Второй фронт. Антигитлеровская коалиция: конфликт интересов — страница 83 из 106

Оставим в стороне различия между правительственной и неправительственной линиями. Но и в том, что нельзя вычленить из государственных структур, имелся веер цветов и оттенков, на любой вкус – «личный», «деловой», «профессиональный». Подчеркнутую «сдержанность» в политическом пентхаусе касательно зондажей истинных и мнимых оппозиционеров из рейха этажами ниже и особенно в пристройках да флигелях не принимали за «нет» Белого дома или Даунинг-стрит, за амбарный замок на шлагбауме. Интерес к «альтернативам Гитлеру» никогда не угасал. Со временем он приобрел специфический характер.

На этом последнем – специфическом – интересе, не отменяющем значения политических, дипломатических, экономических контактов и в известной мере пересекавшемся с ними, надо бы задержаться.

Интеллидженс сервис (МИ-5) располагала солидной базой в Германии. Если в 1938–1939 годах информация в Лондон шла с уровня начальников отделов абвера, то не позднее декабря 1940 года на прямую связь с известным «С» – шефом британской разведки – вышел сам адмирал В. Канарис. Их личная встреча в 1943 году упоминалась. Естественно, ее надо понимать как нечто экстраординарное, призванное освятить договоренности, которые не вверяются даже сверхдоверенным агентам. Мы не отклонимся от истины, приняв гипотезу: руководители двух разведслужб обговаривали действия, призванные обеспечить успех операции «Рэнкин». В июне 1944 года сэр Стюарт Грэхем Мэнзис («С») получил от немецкого коллеги обстоятельную информацию о планах верхушечной оппозиции по физическому устранению фюрера.

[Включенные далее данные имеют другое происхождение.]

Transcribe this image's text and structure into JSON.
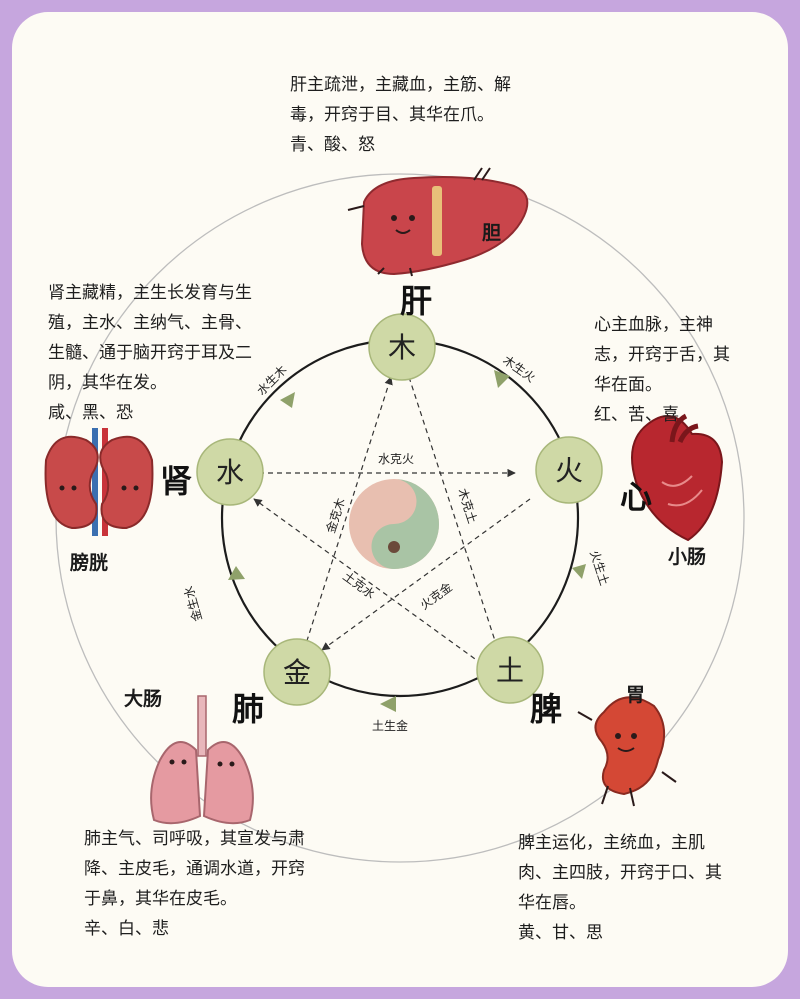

Даже имея в наличии все без изъятий архивные материалы МИ-5 и Управления стратегических служб США, было бы сложно установить, кого Канарис жаловал больше – англичан или американцев – и кто – Лондон или Вашингтон – эффективней пользовался возможностями шефа абвера[749]. Западные союзники скупо делились между собой разведанными секретами. Факт контактов УСС с заговорщиками 20 июля был раскрыт без «излишних» подробностей перед англичанами лишь после взрыва в «волчьем логове». Вроде бы и Мэнзис своих тайн американцам не поведал.

Можно считать доказанным, что У. Донован и В. Канарис состояли в личном контакте не менее 2,5–3 лет до ареста и казни адмирала. Сотрудничество с абвером открывало американской (и британской) стороне доступ к аутентичным сведениям о самочувствии нацистского режима и его институтов, о важнейших операциях вермахта, к немецким оценкам жизнеспособности СССР, а также союзников Берлина. В какой мере собственные действия Канариса, сорвавшие или серьезно осложнившие реализацию планов Гитлера в Испании, Италии и Северной Африке, являлись отзвуком его связей с МИ-5 и УСС, – требует отдельного исследования. Так или иначе, навар от связей с абвером не уступал в ценности данным, что добывали спецслужбы Запада от любых других видов и групп внутригерманского противодействия Гитлеру.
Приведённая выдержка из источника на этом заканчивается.